Months later, happy to be home with her family, she mentioned that Dear Deb was not what she expected but a very good book. I was relieved and inwardly thanked God for His help with a gift that helped more than hurt.
Then, last June, at the Write Canada
conference, I was honoured to meet Margaret Terry, a vibrant petite dynamo with the kindest eyes. I thanked her for helping my friend with her book. Eagerly, I purchased her book for myself. Margaret Terry humbly collected her top prize from the conference with astonishment and grace, a trademark of the author which I longed to replicate.
This summer, I read Dear Deb with great enjoyment. Here is my recommend
Dear Deb, by Margaret Terry, displays the power of vulnerability in brilliant colour. When faced with the difficult task of supporting a friend battling cancer for the second time, Terry offered her only treasure: herself. With transparent honesty, in letter upon letter to Deb, Terry shares her own heartache and the faith that found her. As Terry writes of an unexpected divorce, the pain of growing up with broken parents, the pain of loneliness and her struggle to believe, Terry’s vibrant stories emerge with beauty and courage.

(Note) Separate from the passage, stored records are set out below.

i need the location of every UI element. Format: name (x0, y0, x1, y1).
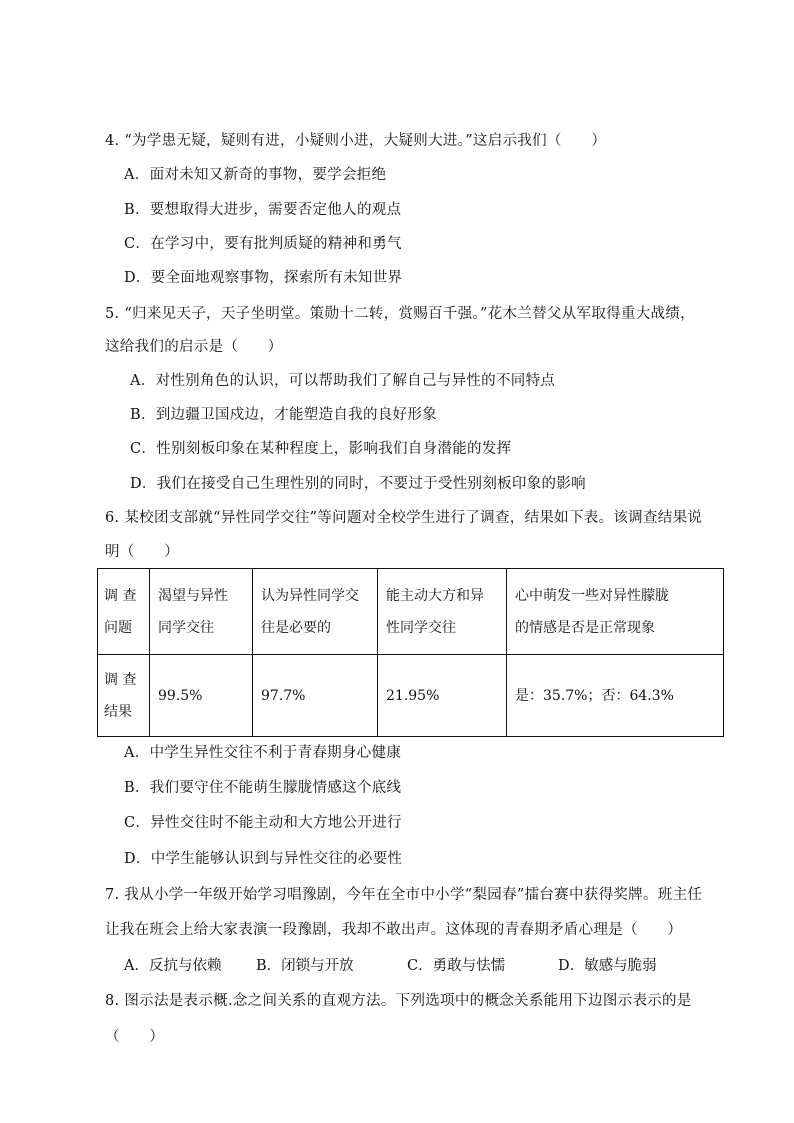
question-6-option-d: D．中学生能够认识到与异性交往的必要性 (124, 851, 403, 867)
survey-result-cell: 21.95% (378, 655, 507, 737)
question-4-option-a: A．面对未知又新奇的事物，要学会拒绝 (124, 167, 387, 183)
question-4-option-c: C．在学习中，要有批判质疑的精神和勇气 (124, 236, 402, 252)
survey-table (97, 568, 724, 737)
survey-row-label (98, 655, 150, 737)
cell-line: 渴望与异性 (158, 587, 228, 604)
question-4-stem: 4. “为学患无疑，疑则有进，小疑则小进，大疑则大进。”这启示我们（ ） (105, 133, 607, 149)
cell-line: 往是必要的 (261, 619, 331, 636)
question-7-option-a: A．反抗与依赖 (124, 958, 222, 974)
question-5-option-d: D．我们在接受自己生理性别的同时，不要过于受性别刻板印象的影响 (130, 476, 586, 492)
question-5-stem-line2: 这给我们的启示是（ ） (105, 339, 283, 355)
cell-line: 的情感是否是正常现象 (515, 619, 655, 636)
question-8-stem-line2: （ ） (105, 1029, 165, 1045)
survey-result-cell: 是：35.7%；否：64.3% (507, 655, 724, 737)
cell-line: 能主动大方和异 (386, 587, 484, 604)
row-label-line: 调 查 (104, 671, 137, 688)
cell-line: 同学交往 (158, 619, 214, 636)
cell-line: 性同学交往 (386, 619, 456, 636)
question-7-option-d: D．敏感与脆弱 (558, 958, 657, 974)
row-label-line: 结果 (104, 703, 132, 720)
survey-result-row (98, 655, 724, 737)
survey-question-row (98, 569, 724, 655)
question-6-option-b: B．我们要守住不能萌生朦胧情感这个底线 (124, 780, 402, 796)
question-7-stem-line1: 7. 我从小学一年级开始学习唱豫剧，今年在全市中小学“梨园春”擂台赛中获得奖牌。班主任 (105, 887, 703, 903)
question-5-stem-line1: 5. “归来见天子，天子坐明堂。策勋十二转，赏赐百千强。”花木兰替父从军取得重大战绩， (105, 306, 695, 322)
question-8-stem-line1: 8. 图示法是表示概.念之间关系的直观方法。下列选项中的概念关系能用下边图示表示的是 (105, 993, 692, 1009)
question-5-option-a: A．对性别角色的认识，可以帮助我们了解自己与异性的不同特点 (130, 373, 556, 389)
question-6-stem-line1: 6. 某校团支部就“异性同学交往”等问题对全校学生进行了调查，结果如下表。该调查结果说 (105, 510, 703, 526)
question-7-stem-line2: 让我在班会上给大家表演一段豫剧，我却不敢出声。这体现的青春期矛盾心理是（ ） (105, 922, 683, 938)
cell-line: 认为异性同学交 (261, 587, 359, 604)
survey-question-cell (507, 569, 724, 655)
question-7-option-c: C．勇敢与怯懦 (407, 958, 506, 974)
survey-question-cell (150, 569, 253, 655)
cell-line: 心中萌发一些对异性朦胧 (515, 587, 669, 604)
survey-row-label (98, 569, 150, 655)
question-5-option-c: C．性别刻板印象在某种程度上，影响我们自身潜能的发挥 (130, 441, 512, 457)
survey-result-cell: 99.5% (150, 655, 253, 737)
question-6-option-a: A．中学生异性交往不利于青春期身心健康 (124, 745, 402, 761)
survey-result-cell: 97.7% (253, 655, 378, 737)
row-label-line: 调 查 (104, 587, 137, 604)
question-6-option-c: C．异性交往时不能主动和大方地公开进行 (124, 815, 402, 831)
survey-question-cell (378, 569, 507, 655)
question-4-option-b: B．要想取得大进步，需要否定他人的观点 (124, 202, 402, 218)
survey-question-cell (253, 569, 378, 655)
question-7-option-b: B．闭锁与开放 (256, 958, 354, 974)
question-6-stem-line2: 明（ ） (105, 544, 179, 560)
question-5-option-b: B．到边疆卫国戍边，才能塑造自我的良好形象 (130, 407, 437, 423)
row-label-line: 问题 (104, 619, 132, 636)
question-4-option-d: D．要全面地观察事物，探索所有未知世界 (124, 270, 403, 286)
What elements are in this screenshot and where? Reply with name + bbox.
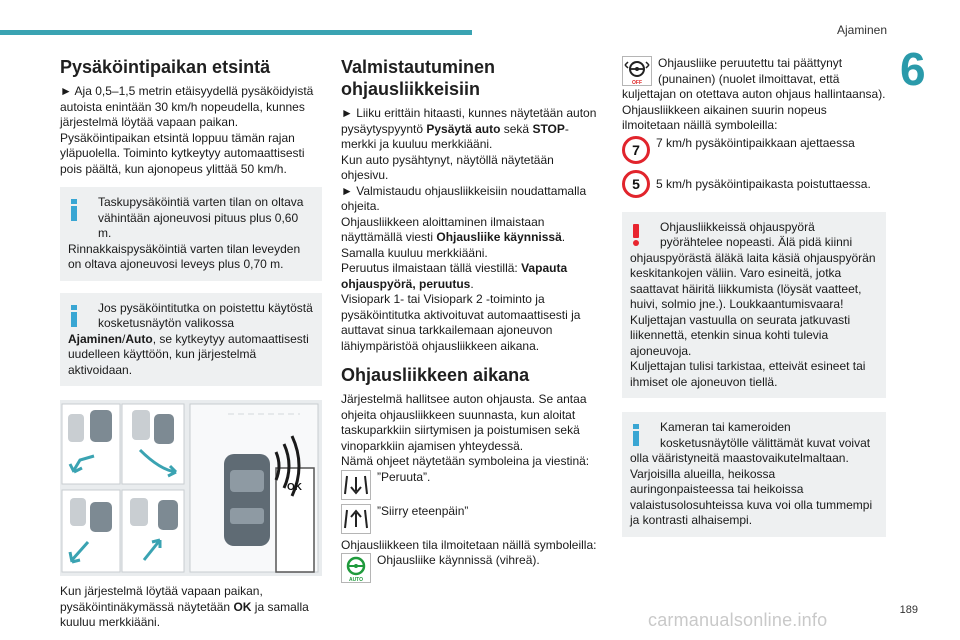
paragraph: Nämä ohjeet näytetään symboleina ja viestinä: [341,454,590,468]
note-line: Kameran tai kameroiden [660,420,791,434]
reverse-arrow-icon [341,470,371,500]
paragraph: Ohjausliikkeen aikainen suurin nopeus ilmoitetaan näillä symboleilla: [622,102,827,132]
info-note [622,412,886,537]
symbol-row [622,56,886,87]
menu-name: Ajaminen [68,331,123,346]
section-title-parking-search: Pysäköintipaikan etsintä [60,57,271,77]
paragraph [341,261,603,292]
paragraph [341,215,603,246]
auto-badge: AUTO [348,577,364,582]
paragraph: ► Aja 0,5–1,5 metrin etäisyydellä pysäköidyistä autoista enintään 30 km/h nopeudella, kunnes järjestelmä löytää vapaan paikan. [60,84,314,129]
info-icon [632,424,640,446]
off-badge: OFF [632,80,642,85]
paragraph: Pysäköintipaikan etsintä loppuu tämän rajan yläpuolella. Toiminto kytkeytyy automaattisesti pois päältä, kun ajonopeus ylittää 50 km/h. [60,130,305,176]
warning-icon [632,224,640,246]
speed-limit-icon: 5 [622,170,650,198]
car-icon [158,500,178,530]
symbol-row [341,504,603,534]
note-text: olla vääristyneitä maastovaikutelmaltaan. Varjoisilla alueilla, heikossa auringonpaisteessa tai heikoissa valaistusolosuhteissa kuva voi olla tummempi ja kontrasti alhaisempi. [630,451,873,527]
note-text: Rinnakkaispysäköintiä varten tilan leveyden on oltava ajoneuvosi leveys plus 0,70 m. [68,241,301,271]
car-icon [224,454,270,546]
chapter-name: Ajaminen [836,23,887,37]
page-number: 189 [899,604,918,616]
info-note [60,187,322,281]
speed-label: 5 km/h pysäköintipaikasta poistuttaessa. [656,176,871,191]
note-text: Kuljettajan vastuulla on seurata jatkuvasti liikennettä, etenkin sinua kohti tulevia ajoneuvoja. [630,312,851,358]
paragraph: kuljettajan on otettava auton ohjaus hallintaansa). [622,87,886,101]
paragraph [341,106,603,153]
symbol-label: ”Siirry eteenpäin” [377,503,469,518]
message: STOP [532,121,565,136]
paragraph: Ohjausliikkeen tila ilmoitetaan näillä symboleilla: [341,537,597,552]
message: Vapauta ohjauspyörä, peruutus [341,261,568,291]
symbol-label-line: (punainen) (nuolet ilmoittavat, että [658,71,840,86]
info-icon [70,305,78,327]
note-text: ohjauspyörästä äläkä laita käsiä ohjauspyörän keskitankojen väliin. Varo esineitä, jotka saattavat häiritä liikkumista (löysät vaatteet, huivi, solmio jne.). Loukkaantumisvaara! [630,250,876,311]
forward-arrow-icon [341,504,371,534]
message: Ohjausliike käynnissä [436,230,562,244]
text: -merkki ja kuuluu merkkiääni. [341,121,569,151]
note-text [68,332,314,379]
section-title-preparation: Valmistautuminen ohjausliikkeisiin [341,57,496,99]
symbol-label-line: Ohjausliike peruutettu tai päättynyt [658,56,843,70]
message: Pysäytä auto [426,121,501,136]
speed-label: 7 km/h pysäköintipaikkaan ajettaessa [656,135,855,150]
paragraph: Visiopark 1- tai Visiopark 2 -toiminto ja pysäköintitutka aktivoituvat automaattisesti ja auttavat sinua tarkkailemaan ajoneuvon lähiympäristöä ohjausliikkeen aikana. [341,292,581,353]
note-line: pyörähtelee nopeasti. Älä pidä kiinni [660,235,853,249]
text: . [561,230,566,244]
ok-label: OK [287,482,302,493]
warning-note [622,212,886,399]
note-rest: , se kytkeytyy automaattisesti uudelleen käyttöön, kun järjestelmä aktivoidaan. [68,331,309,377]
paragraph: Järjestelmä hallitsee auton ohjausta. Se antaa ohjeita ohjausliikkeen suunnasta, kun aloitat taskuparkkiin siirtymisen ja poistumisen sekä vinoparkkiin ajamisen yhteydessä. [341,392,587,453]
chapter-number: 6 [900,43,926,95]
note-line: Ohjausliikkeissä ohjauspyörä [660,219,815,234]
car-icon [90,502,112,532]
text: Ohjausliikkeen aloittaminen ilmaistaan näyttämällä viesti [341,214,545,244]
watermark: carmanualsonline.info [648,610,828,630]
paragraph [60,584,322,631]
symbol-label: ”Peruuta”. [377,469,431,484]
speed-limit-icon: 7 [622,136,650,164]
text: ja samalla kuuluu merkkiääni. [60,599,309,629]
paragraph: Samalla kuuluu merkkiääni. [341,245,488,260]
header-accent-bar [0,30,472,35]
note-line: vähintään ajoneuvosi pituus plus 0,60 m. [98,210,299,240]
text: Kun järjestelmä löytää vapaan paikan, pysäköintinäkymässä näytetään [60,584,263,614]
note-line: kosketusnäytön valikossa [98,316,235,330]
column-3 [622,56,886,537]
text: sekä [500,121,533,136]
note-text: Kuljettajan tulisi tarkistaa, etteivät esineet tai ihmiset ole ajoneuvon tiellä. [630,359,866,389]
speed-row [622,170,886,198]
column-2 [341,56,603,583]
note-line: Taskupysäköintiä varten tilan on oltava [98,195,304,209]
menu-name: Auto [125,331,153,346]
column-1 [60,56,322,631]
symbol-row [341,470,603,500]
text: ► Liiku erittäin hitaasti, kunnes näytetään auton pysäytyspyyntö [341,106,597,136]
symbol-label-block [658,56,842,87]
note-line: kosketusnäytölle välittämät kuvat voivat [660,435,871,450]
car-icon [154,414,174,444]
parking-illustration [60,400,322,576]
info-icon [70,199,78,221]
symbol-row [341,553,603,583]
parking-diagram [60,400,322,576]
paragraph: Kun auto pysähtynyt, näytöllä näytetään ohjesivu. [341,152,554,182]
section-title-during-manoeuvre: Ohjausliikkeen aikana [341,365,530,385]
speed-row [622,136,886,164]
separator: / [122,331,126,346]
paragraph: ► Valmistaudu ohjausliikkeisiin noudattamalla ohjeita. [341,183,587,213]
steering-auto-icon [341,553,371,583]
note-line: Jos pysäköintitutka on poistettu käytöstä [98,300,313,315]
text: Peruutus ilmaistaan tällä viestillä: [341,261,522,275]
info-note [60,293,322,387]
steering-off-icon [622,56,652,86]
symbol-label: Ohjausliike käynnissä (vihreä). [377,553,540,567]
car-icon [90,410,112,442]
ok-text: OK [233,599,252,614]
text: . [470,276,474,291]
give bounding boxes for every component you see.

Dear Deb offers the reader an invitation to enjoy Rooney Lake where you can frolic with the boys at the end of the dock, snorkeling with glee. Shiver along with Terry in frosty Minnesota and experience the relief of finding home at your kid sister’s table after a disorientating move back to Canada. With vulnerability and purpose, Terry offers stories of the heart with an invitation to do likewise.
Dear Deb is a treasure to read and enjoy. I highly recommend you spend a pleasant afternoon enjoying the rich currency of this author’s heart.